We have an uncharged, conducting wire with radius a. We surround it by a linear dielectric material, ε_r, which goes out to radius b. We place this in an external electric field, E_o.

Homework Equations

We have electric potential inside (a < s < b)
V_inbetween=Acosφ + (B/s)cosφ
and outside (s > b)
V_outside=-E_oscosφ + (D/s) cosφ

Our boundary conditions are:
V_inbetween=V_outside
ε_rE_sin=ε_rE_sout
when s = a, V = 0
when s = b, V = -E_oscosφ

The Attempt at a Solution

I have solved for the constant and got:
A = - B/a²
B = (-E_ob² + D)/(b²(a^-2 + a^-2)
D = -((ε_rb²E_o + ε_rBE_o + (E_o/a²) + (E_o/a²))b)/(b(a^-2 + b^-2 - ε_r + ε_rb)

Is this correct? Once I know these, I can find electric potential and electric field. From there, how would I go about solving for surface density on the dielectric of a bound and free charge, when s=a and s=b.

 

[kuruman]

It is not clear that you have applied the boundary conditions correctly.
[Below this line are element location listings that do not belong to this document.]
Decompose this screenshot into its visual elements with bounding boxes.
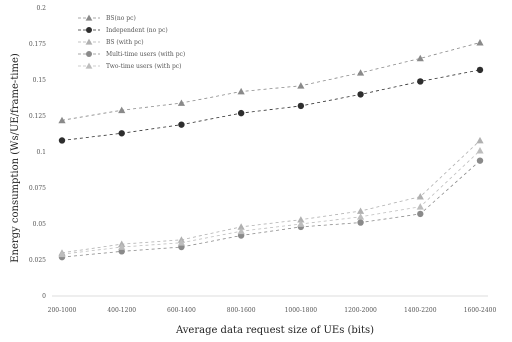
data-point bbox=[237, 223, 245, 230]
data-point bbox=[357, 219, 364, 226]
x-tick-label: 400-1200 bbox=[107, 307, 136, 314]
data-point bbox=[416, 54, 424, 62]
data-point bbox=[178, 121, 185, 128]
x-tick-label: 800-1600 bbox=[227, 307, 256, 314]
series-line bbox=[61, 42, 481, 121]
data-point bbox=[357, 91, 364, 98]
y-tick-label: 0.075 bbox=[29, 185, 46, 192]
y-tick-label: 0.15 bbox=[33, 77, 47, 84]
data-point bbox=[297, 82, 305, 89]
legend-marker bbox=[86, 51, 92, 57]
legend-label: Multi-time users (with pc) bbox=[106, 51, 185, 58]
data-point bbox=[417, 210, 424, 218]
legend-marker bbox=[85, 14, 93, 21]
legend-label: Independent (no pc) bbox=[106, 27, 168, 34]
axes: 0 0.025 0.05 0.075 0.1 0.125 0.15 0.175 0.2 200-1… bbox=[29, 5, 497, 314]
x-tick-label: 600-1400 bbox=[167, 307, 196, 314]
legend-label: BS (with pc) bbox=[106, 39, 144, 46]
data-point bbox=[476, 66, 484, 74]
series-line bbox=[61, 160, 481, 258]
x-tick-label: 1400-2200 bbox=[404, 307, 437, 314]
x-tick-label: 1600-2400 bbox=[464, 307, 497, 314]
data-point bbox=[118, 106, 126, 114]
x-tick-label: 1200-2000 bbox=[344, 307, 377, 314]
data-point bbox=[118, 243, 126, 250]
legend-entry-3: BS (with pc) bbox=[78, 38, 144, 46]
y-tick-label: 0.125 bbox=[29, 113, 46, 120]
x-axis-title: Average data request size of UEs (bits) bbox=[175, 325, 374, 336]
legend-entry-2: Independent (no pc) bbox=[78, 27, 168, 34]
legend-entry-4: Multi-time users (with pc) bbox=[78, 51, 185, 58]
y-tick-label: 0 bbox=[42, 293, 46, 300]
data-point bbox=[177, 99, 186, 106]
data-point bbox=[476, 146, 484, 154]
series-5 bbox=[58, 146, 484, 258]
data-point bbox=[177, 239, 186, 246]
series-line bbox=[61, 150, 481, 255]
data-point bbox=[417, 78, 424, 85]
data-point bbox=[297, 102, 305, 110]
data-point bbox=[58, 116, 66, 124]
series-3 bbox=[58, 136, 484, 256]
data-point bbox=[237, 227, 245, 235]
y-tick-label: 0.025 bbox=[29, 257, 46, 264]
data-point bbox=[416, 203, 424, 210]
data-point bbox=[356, 207, 365, 214]
data-point bbox=[476, 157, 484, 164]
data-point bbox=[476, 136, 484, 144]
x-tick-label: 1000-1800 bbox=[285, 307, 318, 314]
data-point bbox=[416, 193, 424, 200]
series-1 bbox=[58, 38, 484, 124]
y-tick-label: 0.05 bbox=[33, 221, 47, 228]
legend-label: BS(no pc) bbox=[106, 15, 136, 22]
legend-marker bbox=[86, 27, 92, 33]
legend-entry-5: Two-time users (with pc) bbox=[78, 62, 182, 70]
y-axis-title: Energy consumption (Ws/UE/frame-time) bbox=[10, 53, 21, 263]
data-point bbox=[237, 109, 245, 117]
legend-entry-1: BS(no pc) bbox=[78, 14, 136, 22]
y-tick-label: 0.2 bbox=[36, 5, 46, 12]
data-point bbox=[297, 220, 305, 227]
series-line bbox=[61, 140, 481, 254]
data-point bbox=[297, 216, 305, 223]
data-point bbox=[356, 213, 365, 220]
legend-label: Two-time users (with pc) bbox=[106, 63, 182, 70]
legend-marker bbox=[85, 38, 93, 45]
data-point bbox=[356, 69, 365, 76]
data-point bbox=[118, 130, 125, 137]
series-line bbox=[61, 69, 481, 141]
data-point bbox=[476, 38, 484, 46]
data-point bbox=[237, 87, 245, 95]
data-point bbox=[58, 250, 66, 258]
series-layer bbox=[58, 38, 484, 261]
data-point bbox=[58, 137, 66, 144]
x-tick-label: 200-1000 bbox=[48, 307, 77, 314]
series-2 bbox=[58, 66, 484, 144]
legend: BS(no pc) Independent (no pc) BS (with pc)… bbox=[78, 14, 185, 70]
y-tick-label: 0.1 bbox=[36, 149, 46, 156]
legend-marker bbox=[85, 62, 93, 69]
y-tick-label: 0.175 bbox=[29, 41, 46, 48]
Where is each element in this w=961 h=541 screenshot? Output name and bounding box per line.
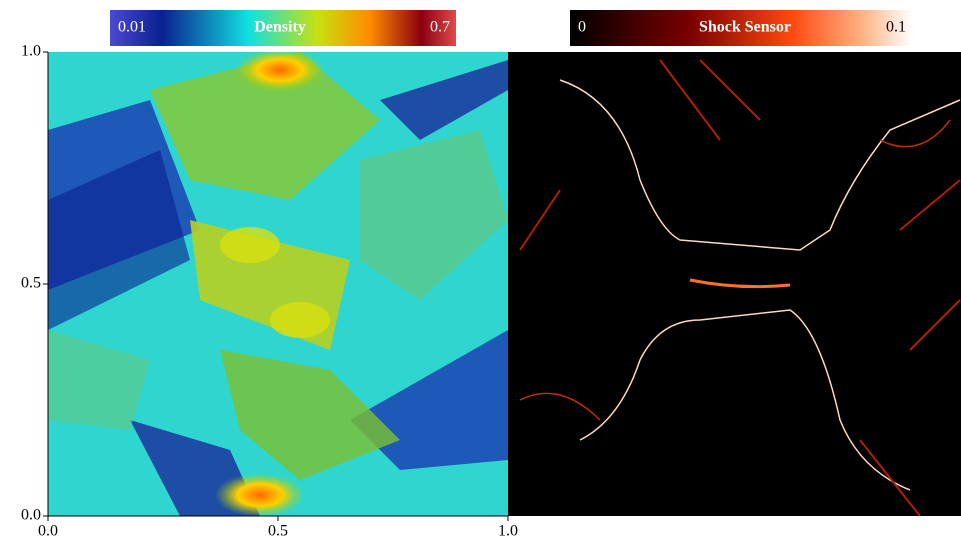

Presumably there is vacuum for s > b therefore there ought to be terms with ε₀ coming from the continuity of the normal component of $\vec D$ across the boundary, $$\epsilon_r \frac{\partial V_I}{\partial s}=\epsilon_0 \frac{\partial V_{II}}{\partial s}$$ Also the sum in the expression for coefficient D (Eo/a²))b)/(b(a^-2 + b^-2 - ε_r + ε_rb[/color]) is dimensionally inconsistent.